POTSDAM, NY (02/16/2012)(readMedia)-- SUNY Potsdam's Crane School of Music will welcome back a distinguished composer with ties to the College for a weeklong residency and a special tribute concert of his works. The performance of Dan Welcher's compositions is part of the ongoing concert series marking the 125th anniversary of The Crane School of Music.
The concert will be offered at 7:30 p.m. on Monday Feb. 27, in the Sara M. Snell Music Theater at Crane.
The concert will feature prefatory comments by guest composer Dan Welcher and Crane professors performing some of his well-known works. These pieces will include "Abeja Blanca," "Dante Dances," "Hauntings," "Mill Songs: Four Metamorphoses after Schubert," "Reversible Jackets: Exercises in Conjugal Counterpoint" and "Woodwind Quintet No. 1."

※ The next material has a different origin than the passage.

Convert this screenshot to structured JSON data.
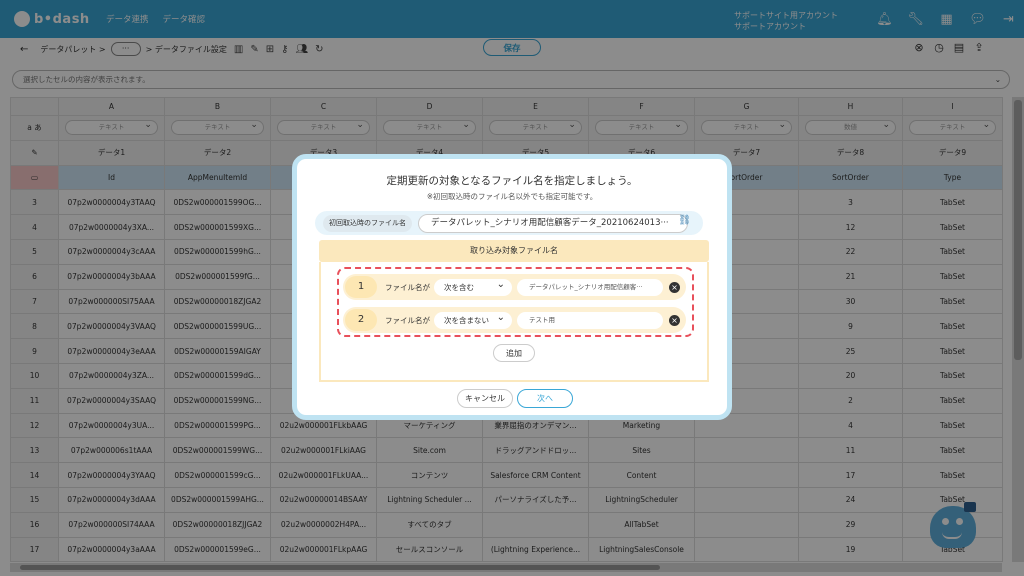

The Crane faculty members who will perform at the concert include Lorraine Yaros Sullivan (mezzo-soprano), Anna Hendrickson (English horn), Kathryn Sherman (piano), Julianne Kirk Doyle (clarinet), Carol Lowe (bassoon), Kenneth Andrews (flute), Raphael Sanders (clarinet) and Kelly Drifmeyer (horn). Charles Guy will also conduct the Crane Tuba-Euphonium Ensemble in Welcher's 1986 work, "Hauntings."
A reception with Welcher and the performers will follow in the Snell Theater lobby immediately after the concert.
This concert is free, and the public is invited to attend.
Additionally, Welcher's wind band works may be heard on Thursday, March 1 at 7:30 p.m. in the Helen M. Hosmer Concert Hall. The Crane Symphonic Band will perform "Laboring Songs" and the Crane Concert Band will present "Minstrels of the Kells." Welcher will also be in attendance, having worked with all of the Crane bands during the week.
About the guest composer:
Dan Welcher is an American composer, conductor and music educator. He trained as a pianist and bassoonist while attending The Crane School of Music for two years, before going on to earn degrees from the Eastman School of Music and the Manhattan School of Music. He joined the Louisville Orchestra as its principal bassoonist in 1972 and remained there until 1978, teaching composition and theory at the University of Louisville. He became affiliated with the artist faculty of the Aspen Music Festival in 1976, where he taught bassoon and composition for 14 years. He accepted a faculty position at the University of Texas in 1978, creating the New Music Ensemble there and serving as assistant conductor of the Austin Symphony Orchestra from 1980 to 1990. It was in Texas that his career as a conductor began to flourish and he has led the premieres of more than 120 new works since 1980. He now holds the Lee Hage Jamail Regents Professorship in Composition at the School of Music at UT, where he is serving as the director of the New Music Ensemble. Welcher has won numerous awards and prizes from institutions such as the Guggenheim Foundation, the National Endowment for the Arts, the Reader's Digest/Lila Wallace Foundation, the Rockefeller Foundation, the MacDowell Colony, Yaddo, the Bellagio Center in Bellagio, Italy, the Ligurian Study Center in Bogliasco, Italy, the American Music Center and the American Society of Composers, Authors and Publishers (ASCAP). His orchestral music has been performed by more than 50 orchestras, including the Chicago Symphony, the St. Louis Symphony and the Atlanta Symphony. He currently lives in Bastrop, Texas, and travels extensively to conduct and teach.
To find out more about the other special events planned for the 125th anniversary celebration of The Crane School of Music, visit www.potsdam.edu/academics/Crane/125years.
Founded in 1886, SUNY Potsdam's Crane School of Music has a long legacy of excellence in music education and performance. Life at Crane includes an incredible array of more than 300 recitals, lectures and concerts presented by faculty, students and guests each year. The Crane School of Music is the State University of New York's only All-Steinway institution, and is celebrating its 125th anniversary in 2011-12.